Ik heb het geluk dat er geen onoverkomelijke dingen zijn die me tegenhouden om iets van m'n leven te maken. En ik ben me gaan realiseren dat geld meer is dan alleen cijfertjes op een bankrekening. Geld is een representatie van je dromen, je vrijheid, en uiteindelijk je eigenwaarde. Dat is denk ik ook waarom geld voor mij altijd een manier is geweest om mezelf ten gronde te richten – omdat ik mezelf zie als waardeloos en ervoor wil zorgen dat mijn banksaldo dat reflecteert. En tenzij ik dat kan veranderen, zal ik altijd veel te afhankelijk zijn van onverwachte belastingmeevallers en losse muntjes die ik op de stoep vind.

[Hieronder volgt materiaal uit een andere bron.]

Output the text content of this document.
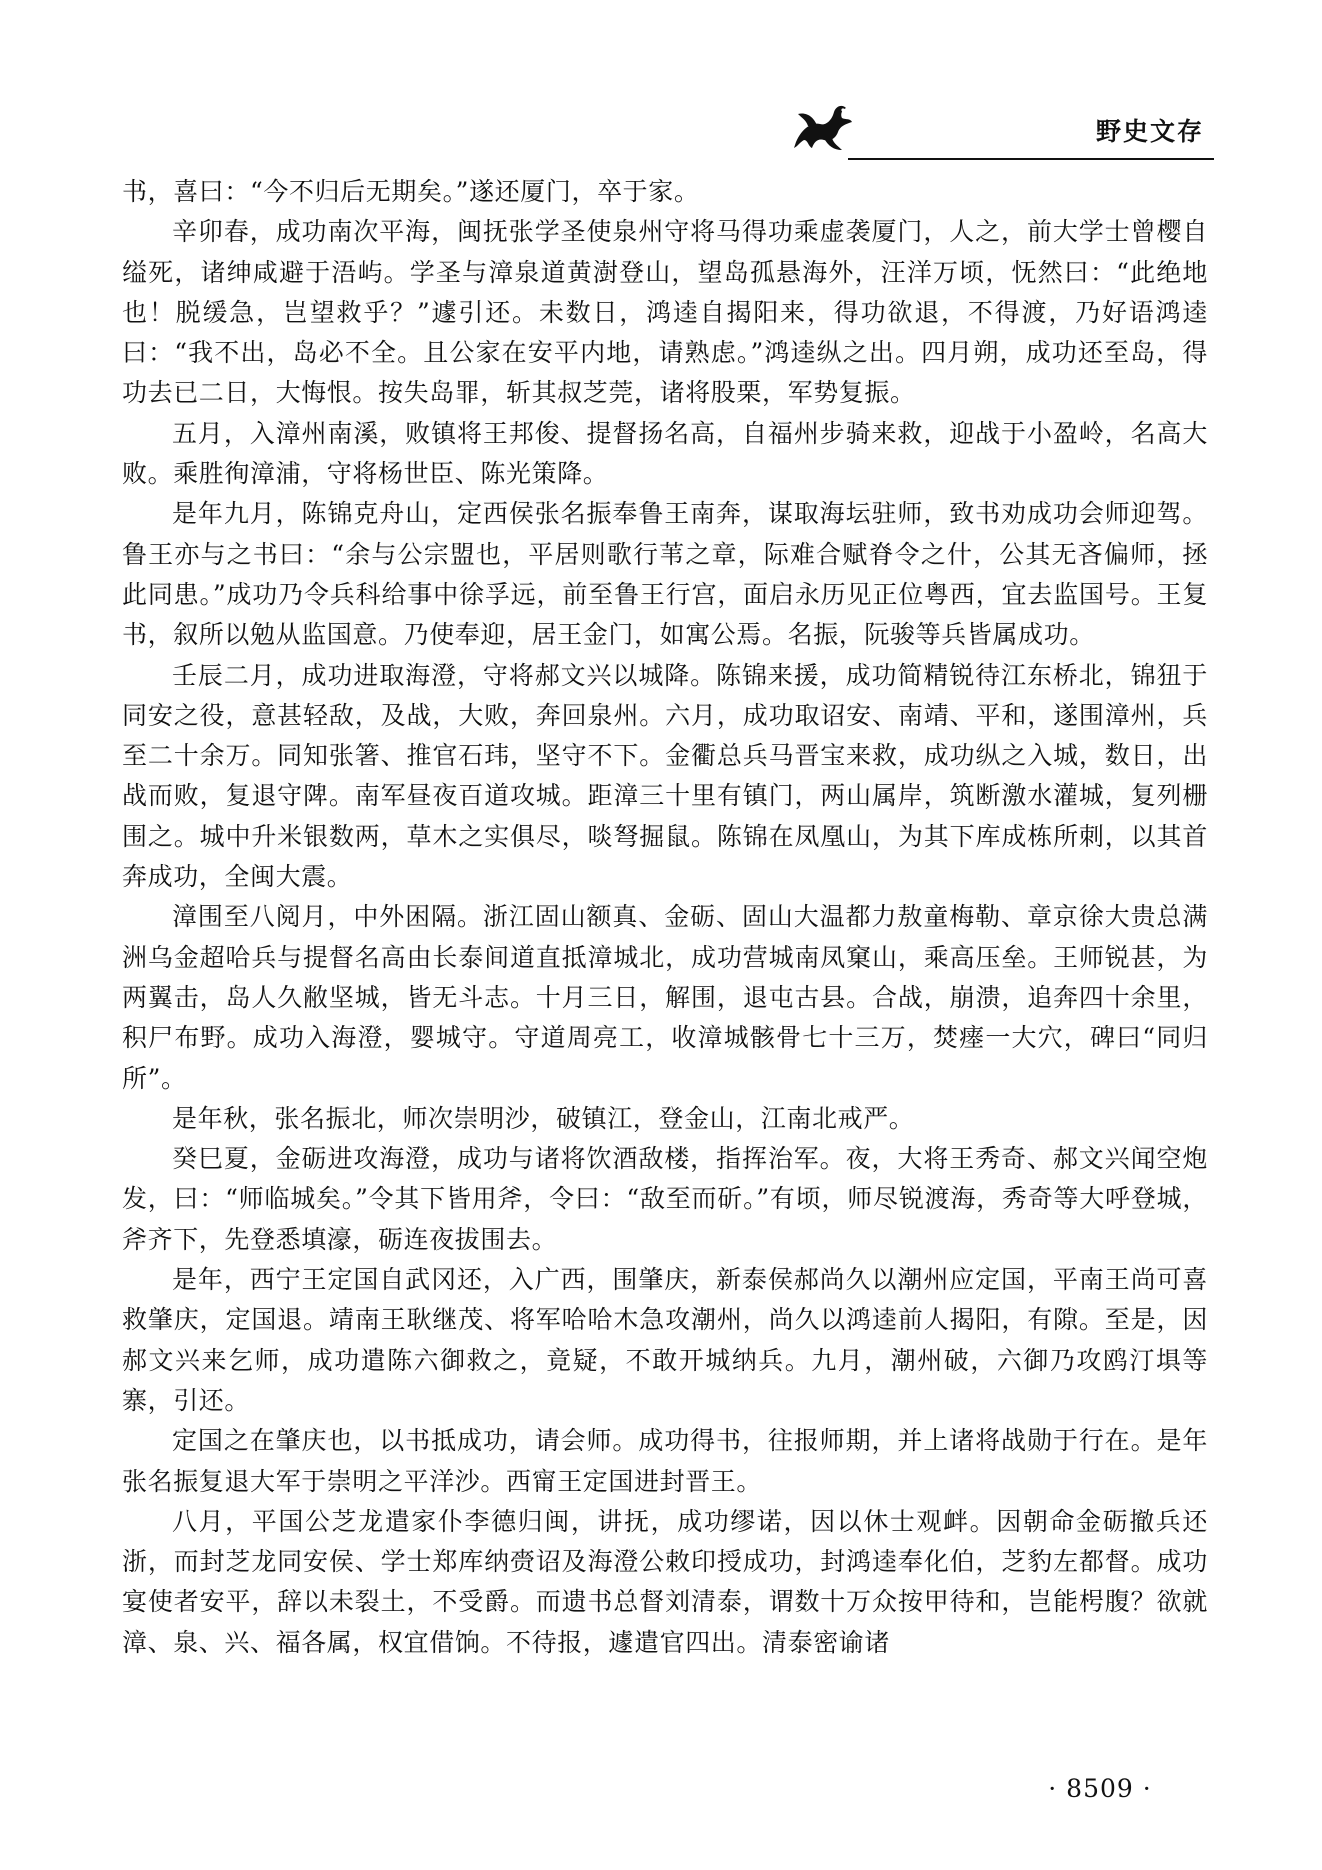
野史文存

书，喜曰：“今不归后无期矣。”遂还厦门，卒于家。

辛卯春，成功南次平海，闽抚张学圣使泉州守将马得功乘虚袭厦门，人之，前大学士曾樱自缢死，诸绅咸避于浯屿。学圣与漳泉道黄澍登山，望岛孤悬海外，汪洋万顷，怃然曰：“此绝地也！脱缓急，岂望救乎？”遽引还。未数日，鸿逵自揭阳来，得功欲退，不得渡，乃好语鸿逵曰：“我不出，岛必不全。且公家在安平内地，请熟虑。”鸿逵纵之出。四月朔，成功还至岛，得功去已二日，大悔恨。按失岛罪，斩其叔芝莞，诸将股栗，军势复振。

五月，入漳州南溪，败镇将王邦俊、提督扬名高，自福州步骑来救，迎战于小盈岭，名高大败。乘胜徇漳浦，守将杨世臣、陈光策降。

是年九月，陈锦克舟山，定西侯张名振奉鲁王南奔，谋取海坛驻师，致书劝成功会师迎驾。鲁王亦与之书曰：“余与公宗盟也，平居则歌行苇之章，际难合赋脊令之什，公其无吝偏师，拯此同患。”成功乃令兵科给事中徐孚远，前至鲁王行宫，面启永历见正位粤西，宜去监国号。王复书，叙所以勉从监国意。乃使奉迎，居王金门，如寓公焉。名振，阮骏等兵皆属成功。

壬辰二月，成功进取海澄，守将郝文兴以城降。陈锦来援，成功简精锐待江东桥北，锦狃于同安之役，意甚轻敌，及战，大败，奔回泉州。六月，成功取诏安、南靖、平和，遂围漳州，兵至二十余万。同知张箸、推官石玮，坚守不下。金衢总兵马晋宝来救，成功纵之入城，数日，出战而败，复退守陴。南军昼夜百道攻城。距漳三十里有镇门，两山属岸，筑断激水灌城，复列栅围之。城中升米银数两，草木之实俱尽，啖弩掘鼠。陈锦在凤凰山，为其下库成栋所刺，以其首奔成功，全闽大震。

漳围至八阅月，中外困隔。浙江固山额真、金砺、固山大温都力敖童梅勒、章京徐大贵总满洲乌金超哈兵与提督名高由长泰间道直抵漳城北，成功营城南凤窠山，乘高压垒。王师锐甚，为两翼击，岛人久敝坚城，皆无斗志。十月三日，解围，退屯古县。合战，崩溃，追奔四十余里，积尸布野。成功入海澄，婴城守。守道周亮工，收漳城骸骨七十三万，焚瘗一大穴，碑曰“同归所”。

是年秋，张名振北，师次崇明沙，破镇江，登金山，江南北戒严。

癸巳夏，金砺进攻海澄，成功与诸将饮酒敌楼，指挥治军。夜，大将王秀奇、郝文兴闻空炮发，曰：“师临城矣。”令其下皆用斧，令曰：“敌至而斫。”有顷，师尽锐渡海，秀奇等大呼登城，斧齐下，先登悉填濠，砺连夜拔围去。

是年，西宁王定国自武冈还，入广西，围肇庆，新泰侯郝尚久以潮州应定国，平南王尚可喜救肇庆，定国退。靖南王耿继茂、将军哈哈木急攻潮州，尚久以鸿逵前人揭阳，有隙。至是，因郝文兴来乞师，成功遣陈六御救之，竟疑，不敢开城纳兵。九月，潮州破，六御乃攻鸥汀埧等寨，引还。

定国之在肇庆也，以书抵成功，请会师。成功得书，往报师期，并上诸将战勋于行在。是年张名振复退大军于崇明之平洋沙。西甯王定国进封晋王。

八月，平国公芝龙遣家仆李德归闽，讲抚，成功缪诺，因以休士观衅。因朝命金砺撤兵还浙，而封芝龙同安侯、学士郑库纳赍诏及海澄公敕印授成功，封鸿逵奉化伯，芝豹左都督。成功宴使者安平，辞以未裂土，不受爵。而遗书总督刘清泰，谓数十万众按甲待和，岂能枵腹？欲就漳、泉、兴、福各属，权宜借饷。不待报，遽遣官四出。清泰密谕诸

· 8509 ·
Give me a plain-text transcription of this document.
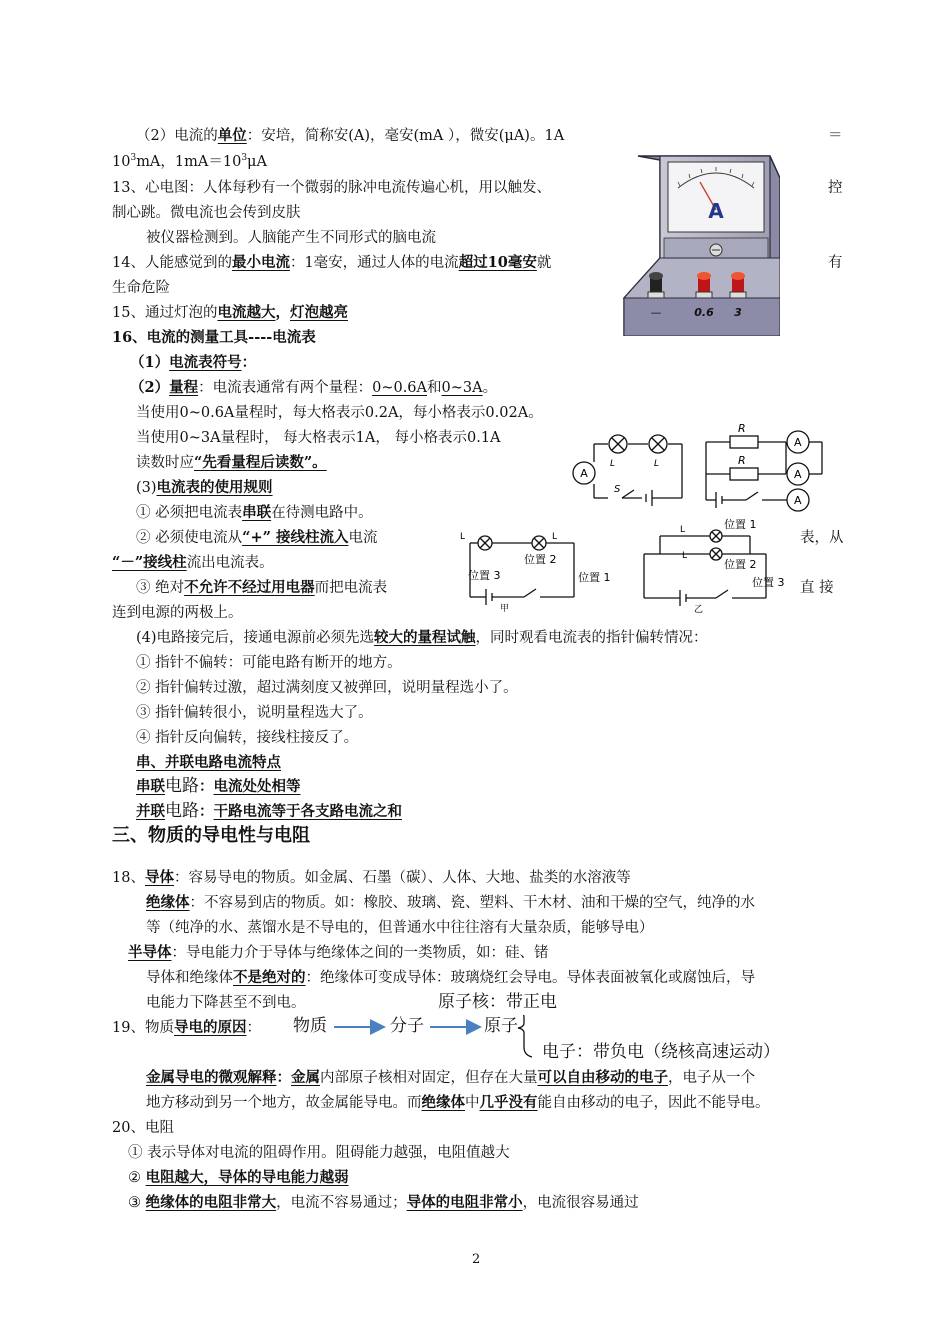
（2）电流的单位：安培，简称安(A)，毫安(mA ），微安(μA)。1A	＝
$10^3mA$，$1mA=10^3\mu A$
13、心电图：人体每秒有一个微弱的脉冲电流传遍心机，用以触发、	控
制心跳。微电流也会传到皮肤
被仪器检测到。人脑能产生不同形式的脑电流
14、人能感觉到的最小电流：1毫安，通过人体的电流超过10毫安就	有
生命危险
15、通过灯泡的电流越大，灯泡越亮
16、电流的测量工具----电流表
（1）电流表符号：
（2）量程：电流表通常有两个量程：0~0.6A和0~3A。
当使用0~0.6A量程时，每大格表示0.2A，每小格表示0.02A。
当使用0~3A量程时， 每大格表示1A， 每小格表示0.1A
读数时应“先看量程后读数”。
(3)电流表的使用规则
① 必须把电流表串联在待测电路中。
② 必须使电流从“+” 接线柱流入电流	表，从
“－”接线柱流出电流表。
③ 绝对不允许不经过用电器而把电流表	直 接
连到电源的两极上。
(4)电路接完后，接通电源前必须先选较大的量程试触，同时观看电流表的指针偏转情况：
① 指针不偏转：可能电路有断开的地方。
② 指针偏转过激，超过满刻度又被弹回，说明量程选小了。
③ 指针偏转很小，说明量程选大了。
④ 指针反向偏转，接线柱接反了。
串、并联电路电流特点
串联电路：电流处处相等
并联电路：干路电流等于各支路电流之和
三、物质的导电性与电阻
18、导体：容易导电的物质。如金属、石墨（碳）、人体、大地、盐类的水溶液等
绝缘体：不容易到店的物质。如：橡胶、玻璃、瓷、塑料、干木材、油和干燥的空气，纯净的水
等（纯净的水、蒸馏水是不导电的，但普通水中往往溶有大量杂质，能够导电）
半导体：导电能力介于导体与绝缘体之间的一类物质，如：硅、锗
导体和绝缘体不是绝对的：绝缘体可变成导体：玻璃烧红会导电。导体表面被氧化或腐蚀后，导
电能力下降甚至不到电。	原子核：带正电
19、物质导电的原因： 物质	分子	原子
电子：带负电（绕核高速运动）
金属导电的微观解释：金属内部原子核相对固定，但存在大量可以自由移动的电子，电子从一个
地方移动到另一个地方，故金属能导电。而绝缘体中几乎没有能自由移动的电子，因此不能导电。
20、电阻
① 表示导体对电流的阻碍作用。阻碍能力越强，电阻值越大
② 电阻越大，导体的导电能力越弱
③ 绝缘体的电阻非常大，电流不容易通过；导体的电阻非常小，电流很容易通过
2
A
—	0.6 3
A
L	L
S
R
R
A
A
A
L	L
位置 2
位置 3	位置 1
甲
L
L
位置 1
位置 2
位置 3
乙
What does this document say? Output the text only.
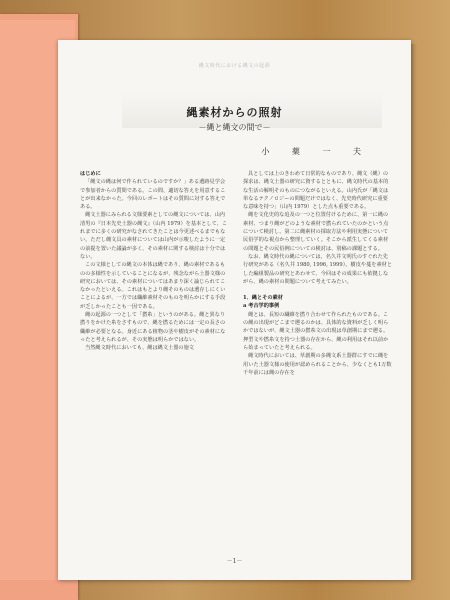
縄文時代における縄文の起源
縄素材からの照射
－縄と縄文の間で－
小 薬 一 夫

はじめに

「縄文の縄は何で作られているのですか？」ある遺跡見学会で参加者からの質問である。この問、適切な答えを用意することが出来なかった。今回のレポートはその質問に対する答えである。

縄文土器にみられる文様要素としての縄文については、山内清男の『日本先史土器の縄文』（山内 1979）を基本として、これまでに多くの研究がなされてきたことは今更述べるまでもない。ただし縄文具の素材については山内が示唆したように一定の前提を置いた議論が多く、その素材に関する検討は十分ではない。

この文様としての縄文の本体は縄であり、縄の素材であるものの多様性を示していることになるが、残念ながら土器文様の研究においては、その素材についてはあまり深く論じられてこなかったといえる。これはもとより縄そのものは遺存しにくいことによるが、一方では繊維素材そのものを明らかにする手段が乏しかったことも一因である。

縄の起源の一つとして「撚糸」というのがある。縄と異なり撚りをかけた糸をさすもので、縄を撚るためには一定の長さの繊維が必要となる。身近にある植物の茎や樹皮がその素材になったと考えられるが、その実態は明らかではない。

当然縄文時代においても、縄は縄文土器の施文

具としては上のきわめて日常的なものであり、縄文（縄）の探求は、縄文土器の研究に資するとともに、縄文時代の基本的な生活の解明そのものにつながるといえる。山内氏が「縄文は単なるテクノロジーの問題だけではなく、先史時代研究に重要な意味を持つ」（山内 1979）とした点も重要である。

縄を文化史的な追及の一つと位置付けるために、第一に縄の素材、つまり縄がどのような素材で撚られていたのかという点について検討し、第二に縄素材の採取方法や利用実態について民俗学的な視点から整理していく。そこから派生してくる素材の問題とその民俗例についての検討は、別稿の課題とする。

なお、縄文時代の縄については、名久井文明氏のすぐれた先行研究がある（名久井 1980, 1996, 1999）。樹皮や蔓を素材とした編組製品の研究とあわせて、今回はその成果にも依拠しながら、縄の素材の問題について考えてみたい。

1．縄とその素材

a 考古学的事例

縄とは、長短の繊維を撚り合わせて作られたものである。この縄の出現がどこまで遡るのかは、具体的な資料が乏しく明らかではないが、縄文土器の撚糸文の出現は草創期にまで遡る。押型文や撚糸文を持つ土器の存在から、縄の利用はそれ以前から始まっていたと考えられる。

縄文時代においては、草創期の多縄文系土器群にすでに縄を用いた土器文様の使用が認められることから、少なくとも1万数千年前には縄の存在を

－1－
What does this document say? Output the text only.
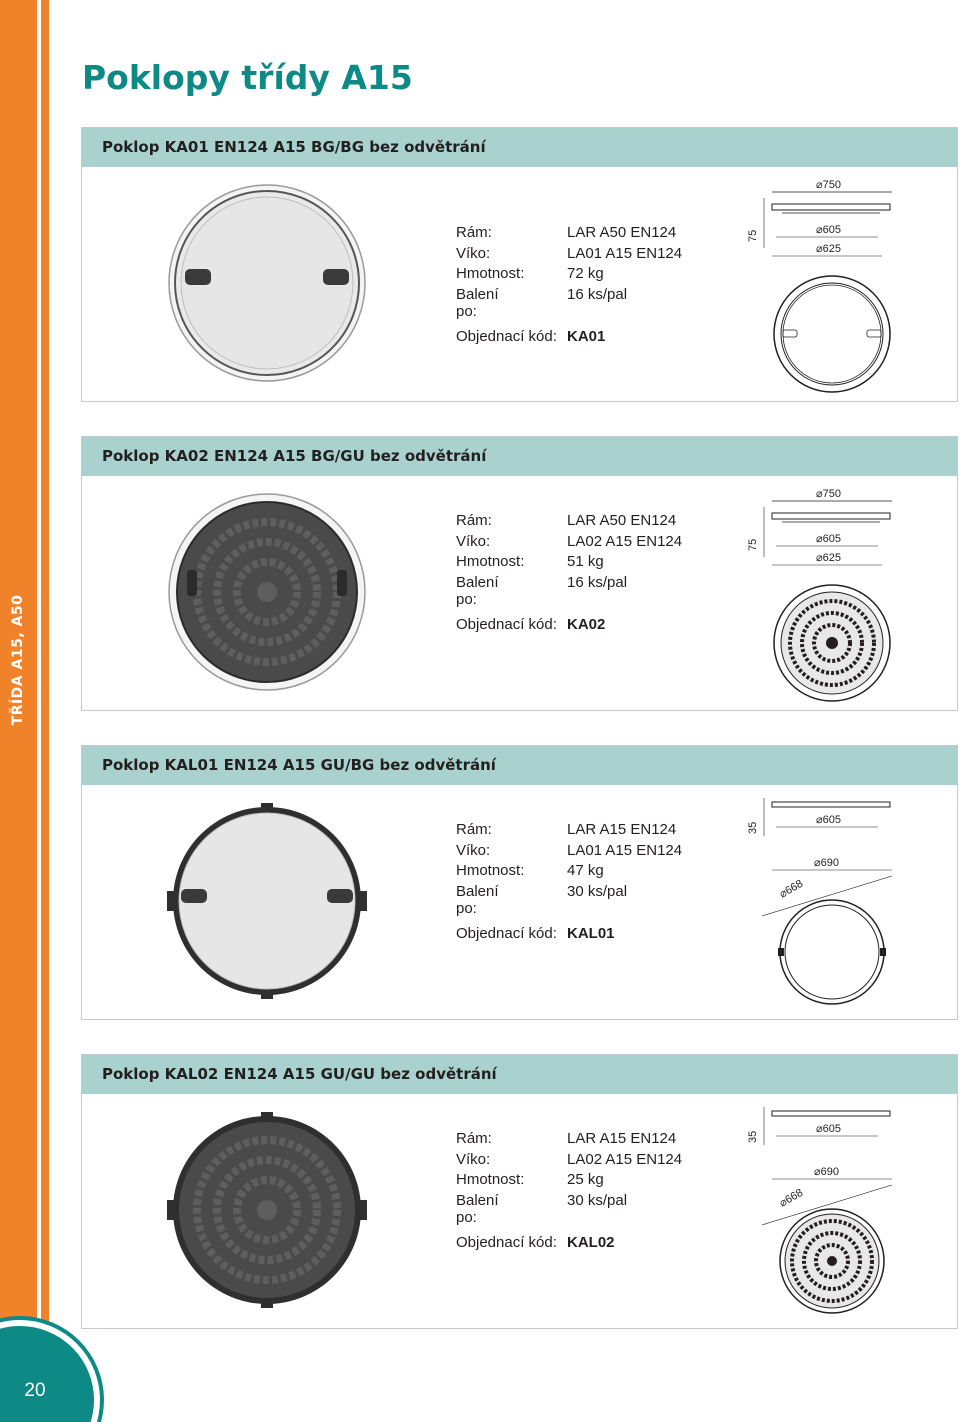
TŘÍDA A15, A50
20
Poklopy třídy A15
Poklop KA01 EN124 A15 BG/BG bez odvětrání
Rám:	LAR A50 EN124
Víko:	LA01 A15 EN124
Hmotnost:	72 kg
Balení po:
16 ks/pal
Objednací kód: KA01
⌀750
75	⌀605
⌀625
Poklop KA02 EN124 A15 BG/GU bez odvětrání
Rám:	LAR A50 EN124
Víko:	LA02 A15 EN124
Hmotnost:	51 kg
Balení po:
16 ks/pal
Objednací kód: KA02
⌀750
75	⌀605
⌀625
Poklop KAL01 EN124 A15 GU/BG bez odvětrání
Rám:	LAR A15 EN124
Víko:	LA01 A15 EN124
Hmotnost:	47 kg
Balení po:
30 ks/pal
Objednací kód: KAL01
35
⌀605
⌀690
⌀668
Poklop KAL02 EN124 A15 GU/GU bez odvětrání
Rám:	LAR A15 EN124
Víko:	LA02 A15 EN124
Hmotnost:	25 kg
Balení po:
30 ks/pal
Objednací kód: KAL02
35
⌀605
⌀690
⌀668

Ik wil met geld leren omgaan alsof het iets is waar ik controle over heb. Dat betekent dat ik niet meer tevreden moet zijn met tijdelijke kutbaantjes die weinig opleveren, dat ik mijn toekomst moet gaan behandelen alsof-ie ertoe doet, en dat ik geld moet gaan sparen. De eerste stap: bedenken waar ik m'n spaargeld ga laten. Onder mijn matras? In een porseleinen spaarvarken? Of moet ik het ergens op een spaarrekening parkeren? Dat laatste klinkt volgens mij het verstandigst. Ik zal de trotse eigenaar van een spaarrekening worden, en er zal eindelijk een wereld voor me opengaan – een wereld die z'n deuren voor armoezaaiers gesloten houdt.